A few months later this same woman had to undergo a much more serious operation for multiple fibroids of the uterus and removal of the appendix. This time I advised the surgeon against the use of any purgative, and he took my remarks so seriously that he did not even allow an enema to be given. This time the patient showed no signs of exhaustion and had very few gas pains. I firmly believe that the day will soon come when a patient under operation, or a patient after childbirth, will no longer be depleted by a weakening and dehydrating cathartic and by a period of starvation, at a time when he needs all the energy he can summon.

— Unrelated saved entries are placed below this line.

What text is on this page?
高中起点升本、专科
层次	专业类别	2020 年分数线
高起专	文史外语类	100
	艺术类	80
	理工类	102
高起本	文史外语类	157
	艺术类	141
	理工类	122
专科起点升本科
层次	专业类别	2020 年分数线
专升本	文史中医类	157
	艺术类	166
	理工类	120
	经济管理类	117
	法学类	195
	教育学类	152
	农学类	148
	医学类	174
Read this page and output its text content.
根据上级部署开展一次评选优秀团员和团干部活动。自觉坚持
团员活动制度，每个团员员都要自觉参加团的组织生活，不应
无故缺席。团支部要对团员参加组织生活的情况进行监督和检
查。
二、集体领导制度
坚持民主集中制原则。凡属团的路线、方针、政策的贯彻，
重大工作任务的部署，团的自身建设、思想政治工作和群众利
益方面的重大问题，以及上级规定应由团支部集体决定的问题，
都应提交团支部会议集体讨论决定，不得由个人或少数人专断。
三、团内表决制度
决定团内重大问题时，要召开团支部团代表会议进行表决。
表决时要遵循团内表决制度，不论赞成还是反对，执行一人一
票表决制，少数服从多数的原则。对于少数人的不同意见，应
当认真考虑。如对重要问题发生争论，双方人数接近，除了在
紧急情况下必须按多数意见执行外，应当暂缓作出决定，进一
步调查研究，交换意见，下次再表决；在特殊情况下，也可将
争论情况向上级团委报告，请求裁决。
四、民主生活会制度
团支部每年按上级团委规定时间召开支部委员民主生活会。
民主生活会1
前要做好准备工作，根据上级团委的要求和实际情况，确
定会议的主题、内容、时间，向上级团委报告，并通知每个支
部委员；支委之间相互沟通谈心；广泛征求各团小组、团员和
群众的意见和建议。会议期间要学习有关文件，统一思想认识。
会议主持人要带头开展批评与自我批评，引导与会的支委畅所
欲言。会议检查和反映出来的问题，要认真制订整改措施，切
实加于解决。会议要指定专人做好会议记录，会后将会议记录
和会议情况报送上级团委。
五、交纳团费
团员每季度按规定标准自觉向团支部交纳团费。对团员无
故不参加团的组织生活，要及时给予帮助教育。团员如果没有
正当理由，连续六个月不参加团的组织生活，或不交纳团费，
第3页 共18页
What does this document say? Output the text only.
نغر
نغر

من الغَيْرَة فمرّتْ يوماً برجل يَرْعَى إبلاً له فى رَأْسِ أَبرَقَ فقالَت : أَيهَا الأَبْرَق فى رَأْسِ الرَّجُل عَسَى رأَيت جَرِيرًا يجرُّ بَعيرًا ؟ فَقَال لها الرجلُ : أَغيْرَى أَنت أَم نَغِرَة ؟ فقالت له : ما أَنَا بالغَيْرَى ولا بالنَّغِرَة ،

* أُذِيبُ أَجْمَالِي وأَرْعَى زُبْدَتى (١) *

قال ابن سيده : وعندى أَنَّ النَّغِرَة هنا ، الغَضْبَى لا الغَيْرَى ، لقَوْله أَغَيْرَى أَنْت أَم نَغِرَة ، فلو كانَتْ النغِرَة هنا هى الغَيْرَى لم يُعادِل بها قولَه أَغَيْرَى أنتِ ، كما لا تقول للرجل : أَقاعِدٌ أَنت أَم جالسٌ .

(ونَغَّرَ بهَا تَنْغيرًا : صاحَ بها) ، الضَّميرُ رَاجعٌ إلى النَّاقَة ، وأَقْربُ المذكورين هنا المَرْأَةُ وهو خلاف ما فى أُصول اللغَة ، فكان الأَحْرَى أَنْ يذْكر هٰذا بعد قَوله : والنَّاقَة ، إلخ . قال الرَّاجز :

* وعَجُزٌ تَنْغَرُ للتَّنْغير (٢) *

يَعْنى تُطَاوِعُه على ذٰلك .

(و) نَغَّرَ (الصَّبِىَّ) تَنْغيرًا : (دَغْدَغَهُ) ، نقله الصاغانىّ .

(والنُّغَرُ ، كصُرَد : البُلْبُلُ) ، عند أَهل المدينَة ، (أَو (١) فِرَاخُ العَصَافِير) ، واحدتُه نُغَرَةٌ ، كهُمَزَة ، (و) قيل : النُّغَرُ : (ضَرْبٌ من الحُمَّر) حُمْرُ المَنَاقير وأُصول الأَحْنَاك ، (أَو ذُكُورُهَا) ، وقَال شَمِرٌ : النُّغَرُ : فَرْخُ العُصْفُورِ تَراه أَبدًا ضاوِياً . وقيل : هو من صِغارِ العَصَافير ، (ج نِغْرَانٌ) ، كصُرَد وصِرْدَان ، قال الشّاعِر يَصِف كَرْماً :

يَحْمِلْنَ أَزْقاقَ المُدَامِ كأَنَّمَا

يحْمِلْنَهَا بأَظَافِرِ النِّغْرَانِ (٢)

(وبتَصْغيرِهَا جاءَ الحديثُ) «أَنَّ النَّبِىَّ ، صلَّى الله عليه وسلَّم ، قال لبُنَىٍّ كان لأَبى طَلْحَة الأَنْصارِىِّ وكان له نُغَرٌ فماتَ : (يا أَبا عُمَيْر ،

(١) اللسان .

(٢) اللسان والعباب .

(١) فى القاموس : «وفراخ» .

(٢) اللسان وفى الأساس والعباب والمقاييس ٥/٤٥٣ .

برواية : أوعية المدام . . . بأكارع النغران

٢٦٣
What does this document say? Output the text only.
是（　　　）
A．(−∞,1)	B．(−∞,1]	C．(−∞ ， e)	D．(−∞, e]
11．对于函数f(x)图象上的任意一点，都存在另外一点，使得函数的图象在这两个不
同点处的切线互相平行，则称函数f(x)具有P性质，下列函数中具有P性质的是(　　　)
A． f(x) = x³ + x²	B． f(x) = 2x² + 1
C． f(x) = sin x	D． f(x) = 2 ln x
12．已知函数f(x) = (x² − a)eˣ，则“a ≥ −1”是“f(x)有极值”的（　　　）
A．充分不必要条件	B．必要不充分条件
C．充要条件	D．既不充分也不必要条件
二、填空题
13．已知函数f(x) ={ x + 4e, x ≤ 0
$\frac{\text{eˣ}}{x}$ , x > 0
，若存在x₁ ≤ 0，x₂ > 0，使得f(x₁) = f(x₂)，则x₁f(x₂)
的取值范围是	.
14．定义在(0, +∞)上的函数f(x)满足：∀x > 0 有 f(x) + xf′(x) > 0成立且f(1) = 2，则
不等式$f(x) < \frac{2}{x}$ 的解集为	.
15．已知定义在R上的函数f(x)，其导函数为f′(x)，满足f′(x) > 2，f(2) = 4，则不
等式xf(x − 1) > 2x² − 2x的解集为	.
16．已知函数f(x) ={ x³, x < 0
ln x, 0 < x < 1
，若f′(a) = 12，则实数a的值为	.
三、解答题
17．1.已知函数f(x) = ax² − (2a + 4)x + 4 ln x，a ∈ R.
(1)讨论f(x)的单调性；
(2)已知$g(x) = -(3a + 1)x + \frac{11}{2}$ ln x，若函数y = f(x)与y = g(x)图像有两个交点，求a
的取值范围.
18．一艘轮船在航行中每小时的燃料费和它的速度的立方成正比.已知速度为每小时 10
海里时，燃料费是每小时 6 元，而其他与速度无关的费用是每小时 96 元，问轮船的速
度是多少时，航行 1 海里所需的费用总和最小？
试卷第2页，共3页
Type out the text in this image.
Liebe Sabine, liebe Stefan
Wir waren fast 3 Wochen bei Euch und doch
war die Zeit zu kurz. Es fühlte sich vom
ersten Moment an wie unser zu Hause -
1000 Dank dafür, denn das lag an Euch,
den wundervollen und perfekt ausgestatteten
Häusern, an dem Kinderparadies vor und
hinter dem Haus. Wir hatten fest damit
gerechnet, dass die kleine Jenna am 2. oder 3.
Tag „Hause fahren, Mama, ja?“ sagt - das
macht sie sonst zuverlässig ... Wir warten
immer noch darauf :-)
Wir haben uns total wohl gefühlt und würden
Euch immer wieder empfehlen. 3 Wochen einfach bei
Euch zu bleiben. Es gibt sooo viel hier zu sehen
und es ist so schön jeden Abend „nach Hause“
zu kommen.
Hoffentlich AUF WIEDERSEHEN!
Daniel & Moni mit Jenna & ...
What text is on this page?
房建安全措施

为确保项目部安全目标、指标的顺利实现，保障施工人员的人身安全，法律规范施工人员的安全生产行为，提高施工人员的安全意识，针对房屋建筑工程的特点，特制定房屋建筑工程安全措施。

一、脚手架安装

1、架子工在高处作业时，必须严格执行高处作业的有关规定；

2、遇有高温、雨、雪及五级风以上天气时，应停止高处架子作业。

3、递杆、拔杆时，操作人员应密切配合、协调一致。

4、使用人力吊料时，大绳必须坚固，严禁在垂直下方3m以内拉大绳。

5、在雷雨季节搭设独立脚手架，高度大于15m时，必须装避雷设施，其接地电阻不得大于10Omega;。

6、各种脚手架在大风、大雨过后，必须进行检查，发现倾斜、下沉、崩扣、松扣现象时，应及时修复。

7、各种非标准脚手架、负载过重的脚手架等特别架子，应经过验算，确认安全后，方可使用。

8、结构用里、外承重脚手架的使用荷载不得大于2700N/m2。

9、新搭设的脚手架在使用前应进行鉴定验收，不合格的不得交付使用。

Cathartics and Childbirth. The article referred to in the ”Journal of the American Medical a.s.sociation” cites the experiences of Dr. R. McPherson of the Lying-in Hospital of New York, ”who showed that the routine purgation after confinement is not only useless but harmful. Of 322 women who were not purged, only three had fever (and one of them a mammary abscess); most of them had normal bowel movements and those who did not were given an enema every third day. Of 322 women who were delivered by the same technique and the same operators but were purged in the usual routine manner, twenty-eight had some fever.” This experience of one physician is corroborated by that of others who find that the more we tamper with the natural functions in time of stress the harder do we make the recuperative process. There are certainly times when catharsis is necessary but ”one thing is certain, the day for routine purgation is past.” [54] Even in emergencies we need to know why we administer cathartics and in chronic cases we may be sure that they are always a mistake.
[54] Ibid, p. 1286.
”An Old Trick.” Before we make a practice of interfering with Nature's processes, it is well to remember how old and stable those processes are. As long as there has been the taking in of food, there has been also the casting out of waste matter. The sea-anemone closes in on the little mollusk that floats against its waving petals, a.s.similates what it can and rejects the rest. In the long line from sea-anemone to man, this automatic process of elimination has gone on without a hitch, adapting itself with perfect success to the changing habits of the varying types of life. So old a process is not easily upset. And, be it noted, in the human body this automatic, involuntary process still goes on with very little trouble until it reaches a point in the body where man, the thinking animal, tries to control it by conscious thought.